Magistery, a name given to almost every precipitate obtained by solution, as opposed to calx, which is procured wholly by calcination : it is chiefly employed to denote such precipitates as are used in medicine ; for instance, the magistery of bismuth, coral, crabs-eyes, etc.

Magistery of Bismuth is a fine powder, prepared by dissolving bismuth in nitrous acid, and pouring on it a large quantity of pure water, which precipitates the magistery to the bottom of the vessel.
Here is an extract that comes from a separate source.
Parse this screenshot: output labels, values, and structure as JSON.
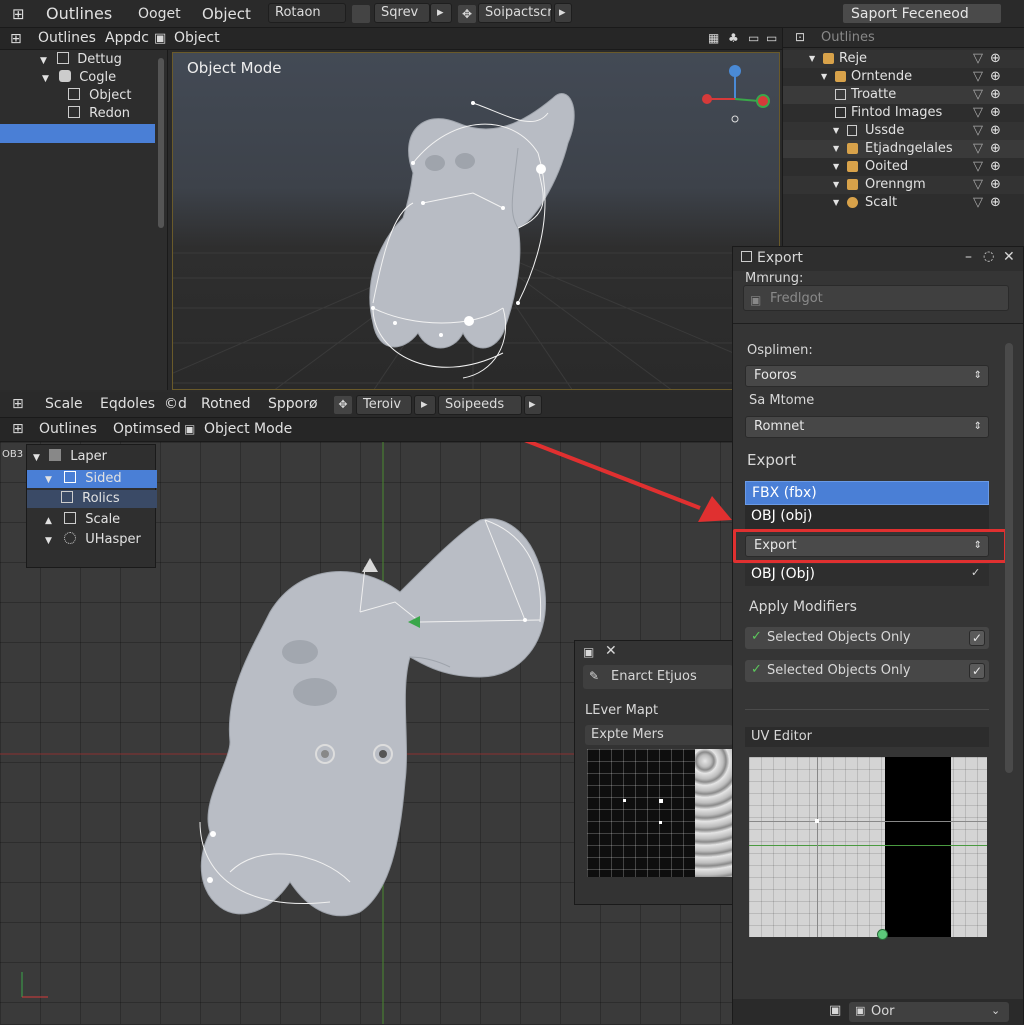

It is chiefly employed as a cosmetic by the gay and giddy, on account of the superior beauty and dazzling whiteness which it imparts ; but it is very pernicious to health, and eventually injures the skin.—See Bismuth.

Magistery of Coral, crabs-eyes, pearl, shells, chalk, and other absorbent matters, is prepared by dissolving any of these substances in the nitrous acid ; when they must be precipitated by fixed alkali, and repeatedly washed fa pure water, till the latter is per-feclly tasteless.

Magistery of Lead is the calx of that metal, dissolved in aqua-fortis, and precipitated with filtred saltwater, by which means the powder acquires a beautiful white colour. It is softened by repeated ablutions, and then mixed with pomatums for improving the skin and complexion of the face.—Like all other preparations of lead, this magistery is a slow poison, and will therefore never be used by those who have the least regard for their health.